Патриция решила остановиться возле одного из отелей, откуда был самый удобный выход к морю, но свободного места для парковки не оказалось, и мы стали шнырять по близлежащим улочкам, летающим вверх и вниз под таким углом, что дух захватывало. Я озирался по сторонам и не скрывал восхищения. «Здесь самое дорогое жилье, – хмыкнула Патриция, – самый маленький домик сдается на месяц за три тысячи долларов». В ценах я уже начал разбираться – за свой нижний этаж-студию Патриция платила вскладчину с двумя преподавательницами пятьсот долларов. Вот так. Естественный порог, естественный отбор. Беленькие сюда – бедненькие туда. Бедненьких здесь не было и быть не могло. Кроме нас, втиснувшихся наконец между двумя солидными «карами» и оставивших в их компании главную улику нашей бедности, за что, впрочем, все равно пришлось накидать в счетчик монет на четыре часа вперед.
Мы вытаскиваем сумку с едой, одеяло с подстилкой, я вешаю на шею отличный фотоаппарат «Кэннон» с длиннофокусным объективом, единственную дорогую вещь в доме Патриции, подарок ее последнего мужа, и мы спускаемся по улице. Поздняя осень, а как ни странно, что-то еще цветет белым и нежно-розовым цветом. Солнце сияет, пальмы качают веерами, будто обмахиваясь от жары, все люди в шортах. На мне тоже шорты – белые, фирменные. «Хочешь?» – протягивает мне конфетку Патриция, и ветерок освежающего ментолового вкуса наполняет меня новой незнакомой радостью. Я чувствую себя человеком этого общества, я сам себя не узнаю, я выше себя, вчерашнего, на целую голову.

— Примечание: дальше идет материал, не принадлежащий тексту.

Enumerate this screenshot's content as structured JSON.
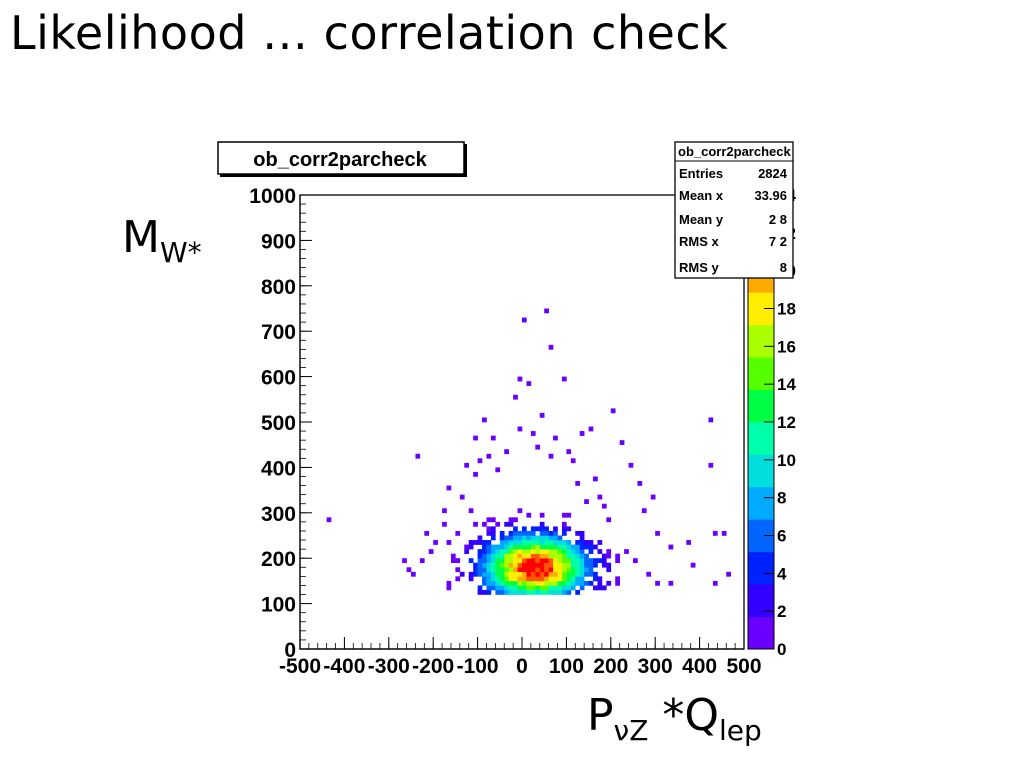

Возле стеклянных дверей роскошного отеля меня все-таки охватывает робость:
– А нас пустят?
– Конечно, – пожимает плечами Патриция, – здесь всех пускают.

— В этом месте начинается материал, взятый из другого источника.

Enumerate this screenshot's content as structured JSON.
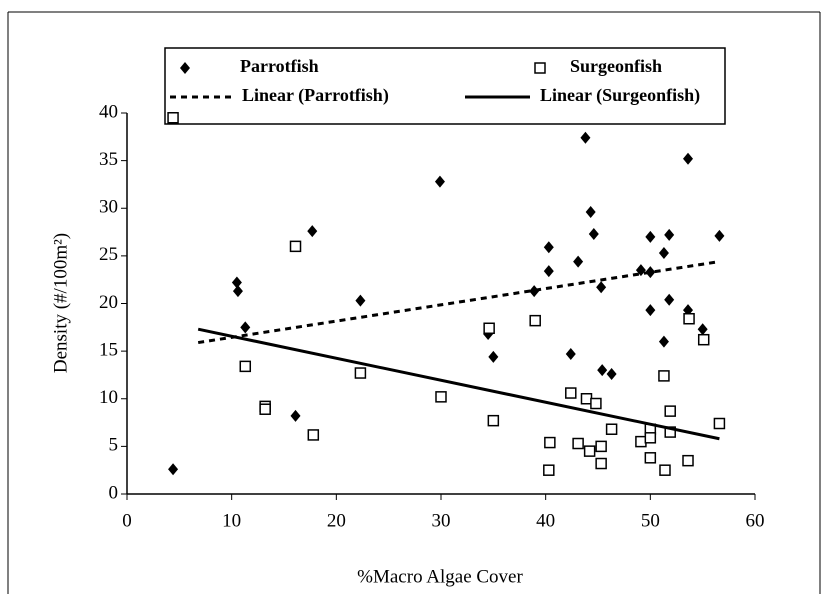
{
  "chart_data": {
    "type": "scatter",
    "x_label": "%Macro Algae Cover",
    "y_label": "Density (#/100m²)",
    "xlim": [
      0,
      60
    ],
    "xticks": [
      0,
      10,
      20,
      30,
      40,
      50,
      60
    ],
    "ylim": [
      0,
      40
    ],
    "yticks": [
      0,
      5,
      10,
      15,
      20,
      25,
      30,
      35,
      40
    ],
    "legend": "top",
    "series": [
      {
        "name": "Parrotfish",
        "color": "#000000",
        "marker": "diamond",
        "x": [
          4.4,
          11.3,
          10.5,
          10.6,
          16.1,
          17.7,
          22.3,
          29.9,
          34.5,
          35.0,
          38.9,
          40.3,
          40.3,
          43.1,
          42.4,
          43.8,
          44.3,
          44.6,
          45.3,
          45.4,
          46.3,
          49.1,
          50.0,
          50.0,
          50.0,
          51.3,
          51.3,
          51.8,
          51.8,
          53.6,
          53.6,
          55.0,
          56.6
        ],
        "values": [
          2.6,
          17.5,
          22.2,
          21.3,
          8.2,
          27.6,
          20.3,
          32.8,
          16.8,
          14.4,
          21.3,
          25.9,
          23.4,
          24.4,
          14.7,
          37.4,
          29.6,
          27.3,
          21.7,
          13.0,
          12.6,
          23.5,
          27.0,
          23.3,
          19.3,
          25.3,
          16.0,
          27.2,
          20.4,
          35.2,
          19.3,
          17.3,
          27.1
        ]
      },
      {
        "name": "Surgeonfish",
        "color": "#000000",
        "marker": "square",
        "x": [
          4.4,
          11.3,
          13.2,
          13.2,
          16.1,
          17.8,
          22.3,
          30.0,
          34.6,
          35.0,
          39.0,
          40.4,
          40.3,
          42.4,
          43.1,
          43.9,
          44.2,
          44.8,
          45.3,
          45.3,
          46.3,
          49.1,
          50.0,
          50.0,
          50.0,
          51.3,
          51.4,
          51.9,
          51.9,
          53.6,
          53.7,
          55.1,
          56.6
        ],
        "values": [
          39.5,
          13.4,
          9.2,
          8.9,
          26.0,
          6.2,
          12.7,
          10.2,
          17.4,
          7.7,
          18.2,
          5.4,
          2.5,
          10.6,
          5.3,
          10.0,
          4.5,
          9.5,
          5.0,
          3.2,
          6.8,
          5.5,
          6.8,
          5.9,
          3.8,
          12.4,
          2.5,
          8.7,
          6.5,
          3.5,
          18.4,
          16.2,
          7.4
        ]
      },
      {
        "name": "Linear (Parrotfish)",
        "color": "#000000",
        "line": "dashed",
        "x": [
          6.8,
          56.6
        ],
        "values": [
          15.9,
          24.4
        ]
      },
      {
        "name": "Linear (Surgeonfish)",
        "color": "#000000",
        "line": "solid",
        "x": [
          6.8,
          56.6
        ],
        "values": [
          17.3,
          5.8
        ]
      }
    ]
  }
}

Жаль, что на ней нет ничего адекватного моим белым шортам. Ее свитер домашней вязки, ее линялые джинсы нарушают, на мой взгляд, целостность окружающей нас обстановки. Но бедное, утешаю я себя, здесь может быть принято и за экзотическое. Такая вот пожилая экзотическая женщина рядом с еще молодым мужчиной вполне может оказаться и миллионершей. Никто ведь тут не видел нашу ржавую мыльницу. Перед выходом в свет мы расходимся по туалетам – то бишь по мужской и женской комнатам, как написано на дверях. В здешних туалетах я еще не вполне освоился – есть проблемы с автоматами, выдающими бумагу, почему-то в каждом новом месте по-своему, но больше всего у меня сложностей с водопроводными кранами. Одни надо крутить, другие нажимать, третьи тянуть, четвертыми манипулировать, как джойстиком, пятые включаются сами, едва поднесешь ладони, шестые – если только ты во-время догадаешься, что на полу под ногой – кнопка, седьмые же не откроются, что бы ты с ними ни делал... они как верные псы служат только своим. Так что прежде чем подойти и небрежным жестом открыть воду, я каждый раз должен искоса понаблюдать, как это делают другие. Когда я все же попадаю впросак, кровь приливает к моим щекам и ушам – и мне кажется, что все вокруг понимают, кто я такой и откуда.